Both Mary and Jan, her lover, are active in the Communist Party of Chicago, and it is their desire to help Bigger as well—to “liberate” his people from the shackles of economic servitude. But Bigger nevertheless experiences a hatred for Mary and Jan despite their good intentions, or perhaps because of them: Bigger seems intuitively to recognize that Jan and Mary, despite their best efforts, are limited by a paternalistic impulse to help African Americans, who, they believe, cannot help themselves. In this way, the communism of Mary and Jan is not so different from the capitalism of Mr. and Mrs. Dalton—both these impulses of kindness lead to death and destruction.
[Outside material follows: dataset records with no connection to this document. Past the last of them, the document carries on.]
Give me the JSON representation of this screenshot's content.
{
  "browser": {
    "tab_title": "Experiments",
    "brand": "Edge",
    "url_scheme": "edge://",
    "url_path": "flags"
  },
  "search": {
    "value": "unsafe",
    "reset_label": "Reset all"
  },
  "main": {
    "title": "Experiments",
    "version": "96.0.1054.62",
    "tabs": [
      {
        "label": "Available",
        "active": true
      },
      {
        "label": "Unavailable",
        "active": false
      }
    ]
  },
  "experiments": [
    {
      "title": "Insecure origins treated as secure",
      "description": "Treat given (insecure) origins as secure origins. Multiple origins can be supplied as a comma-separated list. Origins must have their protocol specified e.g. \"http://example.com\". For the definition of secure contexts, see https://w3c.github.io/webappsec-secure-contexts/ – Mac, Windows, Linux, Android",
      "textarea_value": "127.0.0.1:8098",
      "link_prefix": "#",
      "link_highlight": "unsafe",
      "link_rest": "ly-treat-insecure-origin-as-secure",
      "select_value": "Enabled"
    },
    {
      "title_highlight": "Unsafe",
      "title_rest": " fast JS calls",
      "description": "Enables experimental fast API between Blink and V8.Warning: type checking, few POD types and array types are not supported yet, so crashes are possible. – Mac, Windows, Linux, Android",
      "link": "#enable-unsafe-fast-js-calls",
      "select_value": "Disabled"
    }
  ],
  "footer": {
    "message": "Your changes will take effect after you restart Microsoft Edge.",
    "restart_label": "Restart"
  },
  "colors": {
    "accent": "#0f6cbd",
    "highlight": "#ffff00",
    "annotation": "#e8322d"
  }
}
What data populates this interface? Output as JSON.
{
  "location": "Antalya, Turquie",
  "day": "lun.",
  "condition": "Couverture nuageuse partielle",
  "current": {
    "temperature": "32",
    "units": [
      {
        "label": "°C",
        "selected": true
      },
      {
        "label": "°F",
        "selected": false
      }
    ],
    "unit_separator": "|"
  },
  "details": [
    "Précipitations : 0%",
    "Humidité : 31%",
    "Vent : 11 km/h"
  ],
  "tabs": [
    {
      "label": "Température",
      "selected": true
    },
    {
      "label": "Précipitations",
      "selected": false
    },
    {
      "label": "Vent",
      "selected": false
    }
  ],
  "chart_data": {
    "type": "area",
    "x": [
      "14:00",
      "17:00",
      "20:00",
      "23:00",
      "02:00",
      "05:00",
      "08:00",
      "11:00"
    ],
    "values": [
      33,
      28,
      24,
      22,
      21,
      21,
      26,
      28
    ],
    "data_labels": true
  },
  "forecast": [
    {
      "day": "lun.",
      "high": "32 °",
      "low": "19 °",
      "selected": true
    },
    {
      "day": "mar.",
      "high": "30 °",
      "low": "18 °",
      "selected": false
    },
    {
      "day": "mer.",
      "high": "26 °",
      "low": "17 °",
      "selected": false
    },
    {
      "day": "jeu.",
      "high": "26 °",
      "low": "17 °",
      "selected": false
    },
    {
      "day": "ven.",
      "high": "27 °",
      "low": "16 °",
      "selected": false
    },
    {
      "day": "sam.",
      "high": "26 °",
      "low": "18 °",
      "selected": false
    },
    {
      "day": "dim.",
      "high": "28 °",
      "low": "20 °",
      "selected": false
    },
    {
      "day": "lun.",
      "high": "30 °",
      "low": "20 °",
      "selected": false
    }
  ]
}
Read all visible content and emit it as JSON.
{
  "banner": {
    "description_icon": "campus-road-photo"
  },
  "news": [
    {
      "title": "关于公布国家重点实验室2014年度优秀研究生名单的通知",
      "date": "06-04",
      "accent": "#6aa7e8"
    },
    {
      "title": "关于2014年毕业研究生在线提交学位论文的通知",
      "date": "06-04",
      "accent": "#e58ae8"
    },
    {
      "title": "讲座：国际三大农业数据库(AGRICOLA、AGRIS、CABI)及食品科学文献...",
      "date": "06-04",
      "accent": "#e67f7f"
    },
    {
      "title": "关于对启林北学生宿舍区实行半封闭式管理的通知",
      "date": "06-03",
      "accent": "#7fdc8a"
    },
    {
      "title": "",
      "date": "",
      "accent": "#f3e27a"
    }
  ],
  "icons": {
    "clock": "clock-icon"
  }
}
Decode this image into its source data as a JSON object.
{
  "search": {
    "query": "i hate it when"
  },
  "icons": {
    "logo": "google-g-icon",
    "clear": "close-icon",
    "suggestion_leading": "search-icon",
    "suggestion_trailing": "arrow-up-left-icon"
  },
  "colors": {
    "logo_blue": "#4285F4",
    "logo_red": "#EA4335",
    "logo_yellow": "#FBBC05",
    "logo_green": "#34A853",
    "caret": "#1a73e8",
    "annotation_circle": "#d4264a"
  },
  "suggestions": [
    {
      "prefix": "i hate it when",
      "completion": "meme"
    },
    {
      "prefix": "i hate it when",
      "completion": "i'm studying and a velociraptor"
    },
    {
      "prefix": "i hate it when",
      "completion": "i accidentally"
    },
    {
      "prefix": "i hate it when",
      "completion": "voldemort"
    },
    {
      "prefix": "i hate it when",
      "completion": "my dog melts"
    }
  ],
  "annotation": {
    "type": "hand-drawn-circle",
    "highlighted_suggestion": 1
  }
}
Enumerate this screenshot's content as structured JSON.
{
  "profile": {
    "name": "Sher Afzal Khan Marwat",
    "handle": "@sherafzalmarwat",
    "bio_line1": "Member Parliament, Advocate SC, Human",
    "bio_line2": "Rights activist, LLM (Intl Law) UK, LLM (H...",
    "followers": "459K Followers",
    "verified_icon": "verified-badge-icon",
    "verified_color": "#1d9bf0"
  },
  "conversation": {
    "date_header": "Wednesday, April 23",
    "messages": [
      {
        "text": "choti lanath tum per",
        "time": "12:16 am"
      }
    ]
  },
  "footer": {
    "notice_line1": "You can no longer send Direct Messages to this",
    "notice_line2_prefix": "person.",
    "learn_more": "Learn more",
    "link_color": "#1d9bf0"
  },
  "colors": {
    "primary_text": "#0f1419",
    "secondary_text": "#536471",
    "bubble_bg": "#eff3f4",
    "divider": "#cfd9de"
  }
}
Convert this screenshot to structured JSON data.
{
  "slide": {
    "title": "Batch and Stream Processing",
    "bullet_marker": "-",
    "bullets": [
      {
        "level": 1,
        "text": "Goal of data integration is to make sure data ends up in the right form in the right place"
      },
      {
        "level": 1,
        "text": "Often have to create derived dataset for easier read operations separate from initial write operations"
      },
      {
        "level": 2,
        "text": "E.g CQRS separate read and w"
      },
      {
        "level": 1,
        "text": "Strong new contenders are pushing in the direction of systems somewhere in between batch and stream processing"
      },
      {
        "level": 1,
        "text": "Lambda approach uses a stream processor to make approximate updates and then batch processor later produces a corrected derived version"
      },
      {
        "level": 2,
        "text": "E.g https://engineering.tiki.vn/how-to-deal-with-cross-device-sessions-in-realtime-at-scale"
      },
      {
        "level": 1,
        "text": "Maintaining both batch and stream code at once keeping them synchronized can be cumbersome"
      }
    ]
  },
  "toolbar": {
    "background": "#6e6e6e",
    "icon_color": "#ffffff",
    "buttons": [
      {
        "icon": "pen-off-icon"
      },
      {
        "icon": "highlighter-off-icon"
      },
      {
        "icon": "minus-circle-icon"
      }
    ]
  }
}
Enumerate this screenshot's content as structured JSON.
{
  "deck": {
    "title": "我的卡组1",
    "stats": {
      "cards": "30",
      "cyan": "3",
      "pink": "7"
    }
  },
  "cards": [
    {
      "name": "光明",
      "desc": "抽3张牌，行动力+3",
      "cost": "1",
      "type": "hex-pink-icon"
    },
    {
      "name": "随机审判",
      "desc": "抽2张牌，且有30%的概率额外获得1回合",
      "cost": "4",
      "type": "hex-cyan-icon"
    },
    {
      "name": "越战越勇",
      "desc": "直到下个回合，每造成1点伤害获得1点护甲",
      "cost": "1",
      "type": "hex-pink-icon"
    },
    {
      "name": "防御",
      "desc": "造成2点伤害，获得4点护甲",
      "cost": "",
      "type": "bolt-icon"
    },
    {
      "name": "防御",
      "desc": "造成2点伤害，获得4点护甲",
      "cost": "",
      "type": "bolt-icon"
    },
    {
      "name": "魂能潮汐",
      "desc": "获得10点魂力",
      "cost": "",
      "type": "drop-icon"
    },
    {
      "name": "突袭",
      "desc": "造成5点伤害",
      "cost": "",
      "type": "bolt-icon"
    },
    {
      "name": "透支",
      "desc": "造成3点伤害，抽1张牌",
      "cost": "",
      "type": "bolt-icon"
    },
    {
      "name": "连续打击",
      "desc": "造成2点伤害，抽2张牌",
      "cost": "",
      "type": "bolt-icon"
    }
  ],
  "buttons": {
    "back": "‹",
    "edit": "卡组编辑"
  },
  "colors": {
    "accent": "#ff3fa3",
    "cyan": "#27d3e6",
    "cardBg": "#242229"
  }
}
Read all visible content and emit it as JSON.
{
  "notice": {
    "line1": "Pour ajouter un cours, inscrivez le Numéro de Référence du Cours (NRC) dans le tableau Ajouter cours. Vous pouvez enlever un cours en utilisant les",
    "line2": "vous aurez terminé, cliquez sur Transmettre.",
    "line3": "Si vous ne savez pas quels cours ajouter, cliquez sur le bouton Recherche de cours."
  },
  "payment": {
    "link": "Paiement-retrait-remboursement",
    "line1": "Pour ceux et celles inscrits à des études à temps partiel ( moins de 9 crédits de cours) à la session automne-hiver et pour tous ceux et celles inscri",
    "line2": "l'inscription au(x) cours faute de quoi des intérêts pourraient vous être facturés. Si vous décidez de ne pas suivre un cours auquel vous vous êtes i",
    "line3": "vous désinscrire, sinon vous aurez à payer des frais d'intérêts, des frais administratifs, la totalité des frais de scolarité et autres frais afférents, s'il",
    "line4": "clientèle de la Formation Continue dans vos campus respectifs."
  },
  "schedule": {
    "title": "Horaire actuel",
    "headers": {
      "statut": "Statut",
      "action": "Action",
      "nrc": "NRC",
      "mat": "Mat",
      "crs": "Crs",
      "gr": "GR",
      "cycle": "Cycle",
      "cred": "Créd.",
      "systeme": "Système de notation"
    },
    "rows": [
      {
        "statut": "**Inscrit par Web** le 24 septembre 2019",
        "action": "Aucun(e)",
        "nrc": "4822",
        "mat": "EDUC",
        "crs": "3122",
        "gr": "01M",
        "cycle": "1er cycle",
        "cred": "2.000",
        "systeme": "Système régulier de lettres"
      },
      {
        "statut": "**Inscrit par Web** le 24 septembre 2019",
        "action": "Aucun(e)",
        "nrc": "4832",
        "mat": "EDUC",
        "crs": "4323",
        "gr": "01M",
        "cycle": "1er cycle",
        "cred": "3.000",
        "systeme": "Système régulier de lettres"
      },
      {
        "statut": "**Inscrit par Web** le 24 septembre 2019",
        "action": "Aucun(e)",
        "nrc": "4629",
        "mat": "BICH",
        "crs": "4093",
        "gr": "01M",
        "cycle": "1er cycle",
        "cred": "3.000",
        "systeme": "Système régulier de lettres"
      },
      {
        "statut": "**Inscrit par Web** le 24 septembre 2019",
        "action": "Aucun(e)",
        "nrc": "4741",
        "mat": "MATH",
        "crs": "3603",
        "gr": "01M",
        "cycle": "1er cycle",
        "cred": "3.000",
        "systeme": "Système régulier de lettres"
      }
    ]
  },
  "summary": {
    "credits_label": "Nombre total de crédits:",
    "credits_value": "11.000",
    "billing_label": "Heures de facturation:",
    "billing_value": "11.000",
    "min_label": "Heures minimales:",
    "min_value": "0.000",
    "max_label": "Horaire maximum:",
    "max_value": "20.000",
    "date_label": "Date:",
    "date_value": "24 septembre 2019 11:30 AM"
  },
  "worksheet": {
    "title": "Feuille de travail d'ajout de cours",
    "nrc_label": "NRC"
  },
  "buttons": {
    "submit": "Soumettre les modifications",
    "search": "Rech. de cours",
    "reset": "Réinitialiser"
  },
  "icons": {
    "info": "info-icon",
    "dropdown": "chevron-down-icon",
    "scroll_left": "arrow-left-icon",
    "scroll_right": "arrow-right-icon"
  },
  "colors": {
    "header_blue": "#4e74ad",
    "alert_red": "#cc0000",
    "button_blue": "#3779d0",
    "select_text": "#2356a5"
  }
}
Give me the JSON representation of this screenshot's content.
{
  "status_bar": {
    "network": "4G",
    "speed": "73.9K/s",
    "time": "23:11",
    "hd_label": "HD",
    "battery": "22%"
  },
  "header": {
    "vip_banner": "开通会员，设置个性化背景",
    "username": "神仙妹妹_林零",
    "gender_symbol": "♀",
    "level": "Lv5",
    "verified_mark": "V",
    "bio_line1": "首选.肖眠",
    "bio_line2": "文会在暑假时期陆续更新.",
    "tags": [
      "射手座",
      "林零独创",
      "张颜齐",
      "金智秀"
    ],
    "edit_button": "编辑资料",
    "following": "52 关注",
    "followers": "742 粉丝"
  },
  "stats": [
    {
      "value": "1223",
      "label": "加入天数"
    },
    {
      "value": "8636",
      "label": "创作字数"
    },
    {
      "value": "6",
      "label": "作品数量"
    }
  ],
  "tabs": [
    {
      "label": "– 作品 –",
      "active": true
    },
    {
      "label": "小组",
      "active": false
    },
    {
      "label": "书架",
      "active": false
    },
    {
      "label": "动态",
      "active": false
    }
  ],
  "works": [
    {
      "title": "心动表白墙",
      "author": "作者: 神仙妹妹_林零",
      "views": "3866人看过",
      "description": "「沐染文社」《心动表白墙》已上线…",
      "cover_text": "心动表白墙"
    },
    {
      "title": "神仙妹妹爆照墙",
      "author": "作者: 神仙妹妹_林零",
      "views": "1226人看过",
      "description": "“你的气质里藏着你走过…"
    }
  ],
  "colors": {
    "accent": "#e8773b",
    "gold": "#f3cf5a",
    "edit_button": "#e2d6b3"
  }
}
Finally, at the novel’s end, Wright offers a portrait of Max as a sympathetic communist figure, one whose motivation to help Bigger is relatively pure (as Max himself, a Jewish member of the Chicago legal community, has felt the sting of discrimination in his own life). Although Bigger never “converts” to communism, he comes, through his conversations with Max, to understand the interdependence of human beings in a community—and this idea, which lies at the root of utopian communism, allows him to approach his death with a kind of quiet dignity. Communism, however flawed and in whatever limited a capacity, is a way for humans to recognize the humanity of one another.
Capitalism and Communism ThemeTracker
Capitalism and Communism Quotes in Native Son
If you get that job . . . I can fix up a nice place for you children. You could be comfortable and not have to live like pigs.
You’re scared ‘cause he’s a white man?
Naw. But Blum keeps a gun. Suppose he beats us to it?
Aw, you scared; that’s all. He’s a white man and you scared.
He hated himself at that moment. Why was he acting and feeling this way? He wanted to wave his hand and blot out the white man who was making him feel this.
First of all . . . don’t say sir to me. I’ll call you Bigger and you’ll call me Jan. That’s the way it’ll be between us.
You’ve got a good job, now . . . You ought to work hard and keep it and try to make a man out of yourself. Some day you’ll want to get married and have a home of your own . . . .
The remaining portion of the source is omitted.